The issue was well described by a speech at the UN by Kenya's representative Martin Kimani, while discussing Russian recognition of the Donbass: "Our country, like almost all African countries, was born as a fragment of one of the colonial empires. Our borders were not drawn by us, but by officials in the capitals of some distant metropolis." He pointed out that "today on the other side of these borders, in each of our countries, live compatriots with whom we have strong historical, cultural and linguistic ties. If we had claimed them when we proclaimed independence, we would still be immersed in the blood of endless wars."
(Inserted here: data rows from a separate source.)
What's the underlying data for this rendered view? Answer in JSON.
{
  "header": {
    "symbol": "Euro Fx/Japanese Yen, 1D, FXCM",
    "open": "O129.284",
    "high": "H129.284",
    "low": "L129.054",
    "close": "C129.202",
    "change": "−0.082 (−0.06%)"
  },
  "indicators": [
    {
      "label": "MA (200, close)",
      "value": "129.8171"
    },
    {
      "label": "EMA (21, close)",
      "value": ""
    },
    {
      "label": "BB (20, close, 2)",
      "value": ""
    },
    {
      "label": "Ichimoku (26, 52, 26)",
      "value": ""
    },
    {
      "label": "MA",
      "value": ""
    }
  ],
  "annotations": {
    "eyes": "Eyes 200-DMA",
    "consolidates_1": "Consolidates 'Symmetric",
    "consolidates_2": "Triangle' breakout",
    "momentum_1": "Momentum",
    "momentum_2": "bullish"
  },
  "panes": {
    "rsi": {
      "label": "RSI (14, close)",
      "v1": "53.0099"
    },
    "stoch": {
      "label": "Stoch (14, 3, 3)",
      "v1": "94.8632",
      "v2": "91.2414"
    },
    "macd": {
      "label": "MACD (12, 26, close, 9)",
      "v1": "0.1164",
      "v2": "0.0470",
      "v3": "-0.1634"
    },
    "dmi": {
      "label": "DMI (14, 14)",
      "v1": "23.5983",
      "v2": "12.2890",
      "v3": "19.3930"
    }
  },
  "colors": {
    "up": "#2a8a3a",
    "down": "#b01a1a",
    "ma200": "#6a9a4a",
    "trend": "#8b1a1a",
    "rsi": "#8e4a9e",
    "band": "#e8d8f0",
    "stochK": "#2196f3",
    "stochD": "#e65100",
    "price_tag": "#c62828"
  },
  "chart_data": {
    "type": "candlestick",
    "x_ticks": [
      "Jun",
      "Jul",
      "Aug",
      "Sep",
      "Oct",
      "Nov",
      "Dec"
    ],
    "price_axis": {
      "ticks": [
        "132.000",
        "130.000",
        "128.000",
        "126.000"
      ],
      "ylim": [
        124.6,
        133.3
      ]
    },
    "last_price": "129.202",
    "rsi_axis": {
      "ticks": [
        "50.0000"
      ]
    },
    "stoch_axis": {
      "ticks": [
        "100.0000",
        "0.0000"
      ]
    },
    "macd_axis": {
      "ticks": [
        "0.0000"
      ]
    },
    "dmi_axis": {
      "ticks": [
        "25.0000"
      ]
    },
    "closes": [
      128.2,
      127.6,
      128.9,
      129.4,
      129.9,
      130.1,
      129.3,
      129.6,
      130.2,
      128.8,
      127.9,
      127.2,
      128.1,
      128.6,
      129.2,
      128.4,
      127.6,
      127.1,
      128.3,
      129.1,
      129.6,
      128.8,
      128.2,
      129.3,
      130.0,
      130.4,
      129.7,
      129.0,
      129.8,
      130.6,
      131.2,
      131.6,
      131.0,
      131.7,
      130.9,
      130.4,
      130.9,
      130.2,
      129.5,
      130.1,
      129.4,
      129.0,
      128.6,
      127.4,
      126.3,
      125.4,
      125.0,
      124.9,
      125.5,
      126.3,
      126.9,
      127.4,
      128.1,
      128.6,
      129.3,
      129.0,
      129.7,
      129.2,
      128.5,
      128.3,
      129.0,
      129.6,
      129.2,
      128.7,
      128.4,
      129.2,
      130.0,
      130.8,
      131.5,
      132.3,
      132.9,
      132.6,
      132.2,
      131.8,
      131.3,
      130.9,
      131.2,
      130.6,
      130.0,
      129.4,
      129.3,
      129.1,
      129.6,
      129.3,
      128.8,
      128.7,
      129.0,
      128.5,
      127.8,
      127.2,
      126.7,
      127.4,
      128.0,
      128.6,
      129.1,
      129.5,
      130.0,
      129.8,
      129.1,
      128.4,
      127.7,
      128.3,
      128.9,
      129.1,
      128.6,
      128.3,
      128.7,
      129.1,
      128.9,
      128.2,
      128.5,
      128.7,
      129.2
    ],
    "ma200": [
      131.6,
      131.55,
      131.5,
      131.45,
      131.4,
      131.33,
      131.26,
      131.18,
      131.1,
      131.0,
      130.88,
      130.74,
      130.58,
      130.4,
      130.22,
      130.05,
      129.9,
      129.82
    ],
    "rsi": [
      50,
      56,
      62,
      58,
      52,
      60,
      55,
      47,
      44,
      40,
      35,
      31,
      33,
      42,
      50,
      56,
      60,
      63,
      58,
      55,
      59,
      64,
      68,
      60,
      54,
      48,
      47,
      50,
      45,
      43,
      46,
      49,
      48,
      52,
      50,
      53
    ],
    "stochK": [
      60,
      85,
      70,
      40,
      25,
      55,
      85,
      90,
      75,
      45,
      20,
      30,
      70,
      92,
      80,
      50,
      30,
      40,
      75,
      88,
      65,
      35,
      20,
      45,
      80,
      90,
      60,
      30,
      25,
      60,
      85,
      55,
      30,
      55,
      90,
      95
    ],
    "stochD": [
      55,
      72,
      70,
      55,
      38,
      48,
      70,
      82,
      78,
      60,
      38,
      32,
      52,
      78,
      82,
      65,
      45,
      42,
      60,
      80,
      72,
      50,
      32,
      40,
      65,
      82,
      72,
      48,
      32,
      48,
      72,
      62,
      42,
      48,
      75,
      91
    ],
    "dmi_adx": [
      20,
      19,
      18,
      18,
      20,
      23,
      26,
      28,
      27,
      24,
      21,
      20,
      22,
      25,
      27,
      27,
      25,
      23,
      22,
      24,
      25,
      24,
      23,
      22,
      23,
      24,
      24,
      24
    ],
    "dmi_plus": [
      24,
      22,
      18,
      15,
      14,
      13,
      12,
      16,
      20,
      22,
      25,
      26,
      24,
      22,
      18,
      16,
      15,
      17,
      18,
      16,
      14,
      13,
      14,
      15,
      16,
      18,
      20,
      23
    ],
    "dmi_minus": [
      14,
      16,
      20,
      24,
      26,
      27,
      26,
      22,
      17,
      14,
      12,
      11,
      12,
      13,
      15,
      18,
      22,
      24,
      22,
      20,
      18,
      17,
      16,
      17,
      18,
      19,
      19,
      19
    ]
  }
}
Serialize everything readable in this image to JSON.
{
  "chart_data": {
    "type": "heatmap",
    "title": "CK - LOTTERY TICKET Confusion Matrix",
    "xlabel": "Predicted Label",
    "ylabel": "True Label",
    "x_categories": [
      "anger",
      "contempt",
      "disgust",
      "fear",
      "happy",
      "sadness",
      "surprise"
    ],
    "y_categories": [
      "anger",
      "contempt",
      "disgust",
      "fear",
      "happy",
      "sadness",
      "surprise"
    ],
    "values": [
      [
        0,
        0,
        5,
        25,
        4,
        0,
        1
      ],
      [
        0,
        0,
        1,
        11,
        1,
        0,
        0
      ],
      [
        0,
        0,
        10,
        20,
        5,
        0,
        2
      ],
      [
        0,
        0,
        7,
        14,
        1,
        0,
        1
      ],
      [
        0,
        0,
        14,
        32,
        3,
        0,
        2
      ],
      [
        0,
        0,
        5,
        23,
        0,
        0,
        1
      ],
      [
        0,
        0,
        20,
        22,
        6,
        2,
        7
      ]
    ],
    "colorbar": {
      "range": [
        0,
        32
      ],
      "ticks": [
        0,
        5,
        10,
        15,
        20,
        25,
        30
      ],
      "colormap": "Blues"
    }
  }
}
Decolonization is a term first used in 1836, but it came into common usage in the 1950s-60s with the rise of nationalisms in Asia and Africa. The question concerns the level of maturation of sovereignty to which each country rightly claims, and how well it is able to keep the territory it claims united: after the end of British rule, India, Pakistan, Bangladesh and Sri Lanka were born from its huge Asian colony.
Ukraine today seeks to free itself from what it believes to have been Russian colonial domination, which ended with the collapse of the USSR in 1991, in what several scholars call the "fourth wave of colonial wars," following 18th-19th century America, World War I in Eastern Europe, and Asia and Africa after World War II. The Soviet Union was the heir to the Russian Empire, which according to the definition of the 1977 Constitution rewritten by Brežnev expressed a now final reality: "A new historical community of human beings was formed, the Soviet people."
Based on that "anthropological theory," the USSR refused to be considered an empire; rather, it stood as a champion of anti-imperialism and anti-colonialism. In his July 2021 programmatic article, Putin declared that "the Ukrainian people and nation never existed," a reason that provided the rationale for the "special military operation" against Kiev. After the Euromaidan and the Russian annexation of Crimea in 2014, the mass removal of monuments to Lenin that still towered in the squares of all cities had begun in Ukraine, and today it came down to Pushkin.
Pushkin lived for a long time in Odessa and Ukraine, as did several other great Russian poets and writers, whose greatness of work is not rejected, but whose nationality is. There remains the ambiguity of a legacy yet to be redefined, beyond some symbolic culling: Gogol, for example, is the first great Ukrainian writer, but also the most Russian of Russian writers.